Tim Challies reflecting on a book by Diana West called The Death of the Grown-up was struck by the chapter that dealt with the loss of shame.  Challies notes that shame can be positive and negative.  In it’s positive form it is brought about by guilt or realizing our inadequacy.  Shame can have positive effect when it’s cause and cure is rooted in the Gospel, as the Apostle Paul writes:

For even if I made you grieve with my letter, I do not regret it—though I did regret it, for I see that that letter grieved you, though only for a while.  As it is, I rejoice, not because you were grieved, but because you were grieved into repenting. For you felt a godly grief, so that you suffered no loss through us.

For godly grief produces a repentance that leads to salvation without regret, whereas worldly grief produces death.  For see what earnestness this godly grief has produced in you, but also what eagerness to clear yourselves, what indignation, what fear, what longing, what zeal, what punishment!

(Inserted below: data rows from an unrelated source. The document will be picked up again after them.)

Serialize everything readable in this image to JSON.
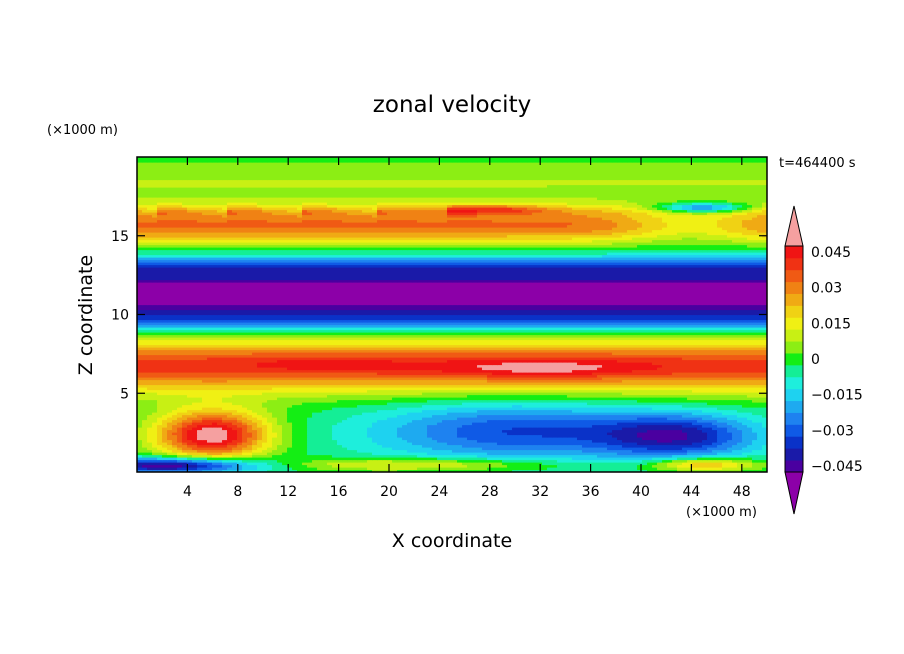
{
  "chart_data": {
    "type": "heatmap",
    "title": "zonal velocity",
    "xlabel": "X coordinate",
    "ylabel": "Z coordinate",
    "x_unit": "(×1000 m)",
    "y_unit": "(×1000 m)",
    "time_label": "t=464400 s",
    "xlim": [
      0,
      50
    ],
    "ylim": [
      0,
      20
    ],
    "x_ticks": [
      4,
      8,
      12,
      16,
      20,
      24,
      28,
      32,
      36,
      40,
      44,
      48
    ],
    "y_ticks": [
      5,
      10,
      15
    ],
    "colorbar": {
      "levels": [
        -0.05,
        -0.045,
        -0.04,
        -0.035,
        -0.03,
        -0.025,
        -0.02,
        -0.015,
        -0.01,
        -0.005,
        0,
        0.005,
        0.01,
        0.015,
        0.02,
        0.025,
        0.03,
        0.035,
        0.04,
        0.045,
        0.05
      ],
      "tick_labels": [
        "0.045",
        "0.03",
        "0.015",
        "0",
        "−0.015",
        "−0.03",
        "−0.045"
      ],
      "colors": [
        "#8c00a8",
        "#4a00a0",
        "#1a1aa8",
        "#0a32c8",
        "#0f5ae6",
        "#1e82f0",
        "#1eaaf0",
        "#1ed2f0",
        "#1eeedc",
        "#14ee96",
        "#14ee14",
        "#8cee14",
        "#c8f014",
        "#f0f014",
        "#f0d214",
        "#f0aa14",
        "#f08214",
        "#f05a14",
        "#f03214",
        "#f01414",
        "#f5a0a0"
      ]
    }
  }
}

At every point you have proved yourselves innocent in the matter, (2 Cornithians 7:8-11, ESV).

When we realize that our shame is due to sin and that brings about repentance that is a good thing.  Where shame is negative is when we still struggle with it after we repent, after we apply the Gospel cure to the cause of our shame.  That isn’t from God.

Society, however, wants to do away with shame all together.  That will be disastrous.  Challies cites West tracing the decline of shame to the death of the notion of obscenity which is most poignant in the arts.

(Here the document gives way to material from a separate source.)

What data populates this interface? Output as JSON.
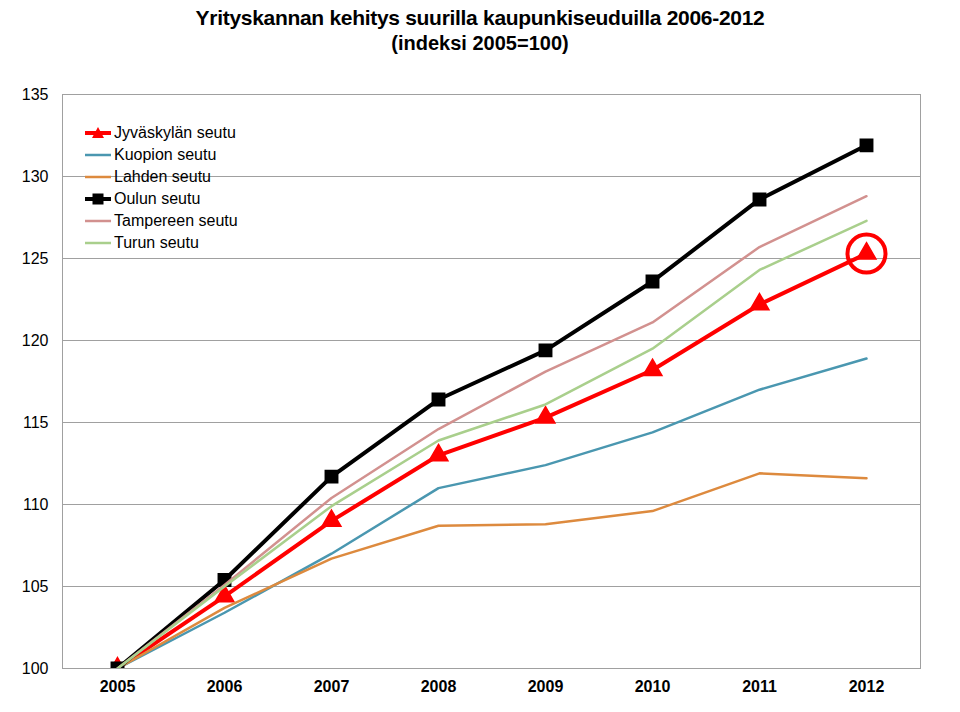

“By the time the courts, in effect, declared obscenity was dead, they had killed something vital to a healthy society: the faculty of judgment that attempts to distinguish between what is obscene and what is not obscene—the avowedly ‘grown-up’ sensibility of an outmoded authority figure who had long relied on a proven hierarchy of taste and knowledge until it was quite suddenly leveled. From this leveling came another casualty: society’s capacity, society’s willingness, to make even basic distinctions between trash and art.

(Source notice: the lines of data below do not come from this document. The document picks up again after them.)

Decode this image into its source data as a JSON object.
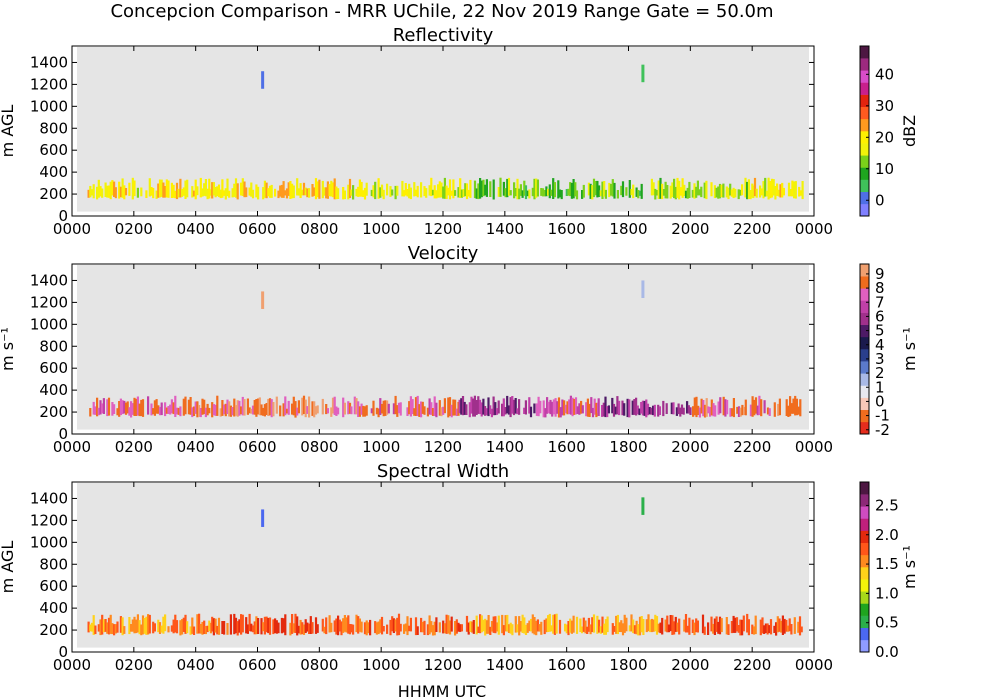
{
  "figure": {
    "suptitle": "Concepcion Comparison - MRR UChile, 22 Nov 2019 Range Gate = 50.0m",
    "xlabel": "HHMM UTC"
  },
  "colors": {
    "no_data": "#e5e5e5",
    "reflectivity": [
      "#8080ff",
      "#4f6fe6",
      "#3fc15a",
      "#1fa51f",
      "#7bd11a",
      "#f2f20a",
      "#fff000",
      "#ff9a1f",
      "#ff5a1f",
      "#e3230e",
      "#c81f8c",
      "#d84cc9",
      "#9c2a7f",
      "#4d1742"
    ],
    "velocity": [
      "#e52d1d",
      "#f06c1e",
      "#f9c9b9",
      "#e8e8f0",
      "#a9b9e6",
      "#5b7acb",
      "#2a3f8c",
      "#1a1a4d",
      "#4d1a66",
      "#a0308c",
      "#c040a8",
      "#e060c0",
      "#f06c1e",
      "#f0a070"
    ],
    "spectral_width": [
      "#8f9cff",
      "#4b68f0",
      "#2bb04a",
      "#1fa51f",
      "#a8d81a",
      "#f2f20a",
      "#ffd21a",
      "#ff8a1f",
      "#ff561a",
      "#e32a0e",
      "#c0207c",
      "#d04cc0",
      "#8c2878",
      "#4d1742"
    ]
  },
  "chart_data": [
    {
      "type": "heatmap",
      "title": "Reflectivity",
      "ylabel": "m AGL",
      "colorbar_label": "dBZ",
      "colorbar_ticks": [
        "0",
        "10",
        "20",
        "30",
        "40"
      ],
      "colorbar_range": [
        -5,
        49
      ],
      "x_ticks": [
        "0000",
        "0200",
        "0400",
        "0600",
        "0800",
        "1000",
        "1200",
        "1400",
        "1600",
        "1800",
        "2000",
        "2200",
        "0000"
      ],
      "y_ticks": [
        "0",
        "200",
        "400",
        "600",
        "800",
        "1000",
        "1200",
        "1400"
      ],
      "xlim_hours": [
        0,
        24
      ],
      "ylim": [
        0,
        1550
      ],
      "main_layer_m": [
        150,
        350
      ],
      "segments": [
        {
          "start_h": 0.5,
          "end_h": 4.5,
          "value": 19
        },
        {
          "start_h": 4.5,
          "end_h": 9.0,
          "value": 20
        },
        {
          "start_h": 9.0,
          "end_h": 13.0,
          "value": 17
        },
        {
          "start_h": 13.0,
          "end_h": 19.0,
          "value": 11
        },
        {
          "start_h": 19.0,
          "end_h": 22.0,
          "value": 15
        },
        {
          "start_h": 22.0,
          "end_h": 23.6,
          "value": 19
        }
      ],
      "features": [
        {
          "time_h": 6.15,
          "height_m": 1240,
          "value": 2
        },
        {
          "time_h": 18.45,
          "height_m": 1300,
          "value": 3
        }
      ]
    },
    {
      "type": "heatmap",
      "title": "Velocity",
      "ylabel": "m s⁻¹",
      "colorbar_label": "m s⁻¹",
      "colorbar_ticks": [
        "-2",
        "-1",
        "0",
        "1",
        "2",
        "3",
        "4",
        "5",
        "6",
        "7",
        "8",
        "9"
      ],
      "colorbar_range": [
        -2.3,
        9.7
      ],
      "x_ticks": [
        "0000",
        "0200",
        "0400",
        "0600",
        "0800",
        "1000",
        "1200",
        "1400",
        "1600",
        "1800",
        "2000",
        "2200",
        "0000"
      ],
      "y_ticks": [
        "0",
        "200",
        "400",
        "600",
        "800",
        "1000",
        "1200",
        "1400"
      ],
      "xlim_hours": [
        0,
        24
      ],
      "ylim": [
        0,
        1550
      ],
      "main_layer_m": [
        150,
        350
      ],
      "segments": [
        {
          "start_h": 0.5,
          "end_h": 4.5,
          "value": 8
        },
        {
          "start_h": 4.5,
          "end_h": 9.0,
          "value": 8.5
        },
        {
          "start_h": 9.0,
          "end_h": 12.5,
          "value": 8
        },
        {
          "start_h": 12.5,
          "end_h": 15.0,
          "value": 6
        },
        {
          "start_h": 15.0,
          "end_h": 17.0,
          "value": 7.5
        },
        {
          "start_h": 17.0,
          "end_h": 20.0,
          "value": 6
        },
        {
          "start_h": 20.0,
          "end_h": 23.6,
          "value": 8
        }
      ],
      "features": [
        {
          "time_h": 6.15,
          "height_m": 1220,
          "value": 9.2
        },
        {
          "time_h": 18.45,
          "height_m": 1320,
          "value": 1.5
        }
      ]
    },
    {
      "type": "heatmap",
      "title": "Spectral Width",
      "ylabel": "m AGL",
      "colorbar_label": "m s⁻¹",
      "colorbar_ticks": [
        "0.0",
        "0.5",
        "1.0",
        "1.5",
        "2.0",
        "2.5"
      ],
      "colorbar_range": [
        0.0,
        2.9
      ],
      "x_ticks": [
        "0000",
        "0200",
        "0400",
        "0600",
        "0800",
        "1000",
        "1200",
        "1400",
        "1600",
        "1800",
        "2000",
        "2200",
        "0000"
      ],
      "y_ticks": [
        "0",
        "200",
        "400",
        "600",
        "800",
        "1000",
        "1200",
        "1400"
      ],
      "xlim_hours": [
        0,
        24
      ],
      "ylim": [
        0,
        1550
      ],
      "main_layer_m": [
        150,
        350
      ],
      "segments": [
        {
          "start_h": 0.5,
          "end_h": 4.5,
          "value": 1.6
        },
        {
          "start_h": 4.5,
          "end_h": 9.0,
          "value": 1.8
        },
        {
          "start_h": 9.0,
          "end_h": 13.0,
          "value": 1.7
        },
        {
          "start_h": 13.0,
          "end_h": 19.0,
          "value": 1.5
        },
        {
          "start_h": 19.0,
          "end_h": 23.6,
          "value": 1.8
        }
      ],
      "features": [
        {
          "time_h": 6.15,
          "height_m": 1220,
          "value": 0.4
        },
        {
          "time_h": 18.45,
          "height_m": 1330,
          "value": 0.5
        }
      ]
    }
  ]
}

Once the law balked at recognizing obscenity, the populace began to doubt the very basis for shame. With no legal, institutional support for consensus, little wonder the bottom fell out from under morality.” As obscenity became a thing of the past, so too did it’s necessary consequence: shame. Shame is increasingly missing from our culture. We do things, watch things, enjoy things, participate in things that at any other time and in any other place would be considered shameful. Politicians show little remorse, little shame, when their dirty sexual deeds are exposed. Parents cavort with children, acting like children. “Shamelessness sheds light on why it is that American matrons are more likely to host sex-toy parties than Tupperware parties; why the Major Leagues showcase Viagra ads at home plate; why a presidential fund-raiser for GOP candidates includes a well-endowing—that is, contributing—porn star and pornographer; and why at grocery store checkouts shoppers can check out “hot sex tips” along with a loaf of bread. We have all learned—or at least we have all been taught—that the mental blush is superseded by the genital tingle.”

When consider this is it no wonder we have kids sexting, increasing amounts of pornography, and junior high kids giving each other oral sex after school?  We shouldn’t be surprised.  West goes on to say…

“By the twenty-first century, shame and embarrassment have zero association with sexuality—or so we are endlessly, numbingly instructed—and, correspondingly, an infantile lack of behavioral restraint may be observed in everything from freak dancing, to ‘super-size’ eating, to McMansion-building. Without the concept of obscenity, without reason for shame, the ‘self’ in self-control sees no greater, larger, socially significant point in holding back.”

Do we have any shame?  Evidently not.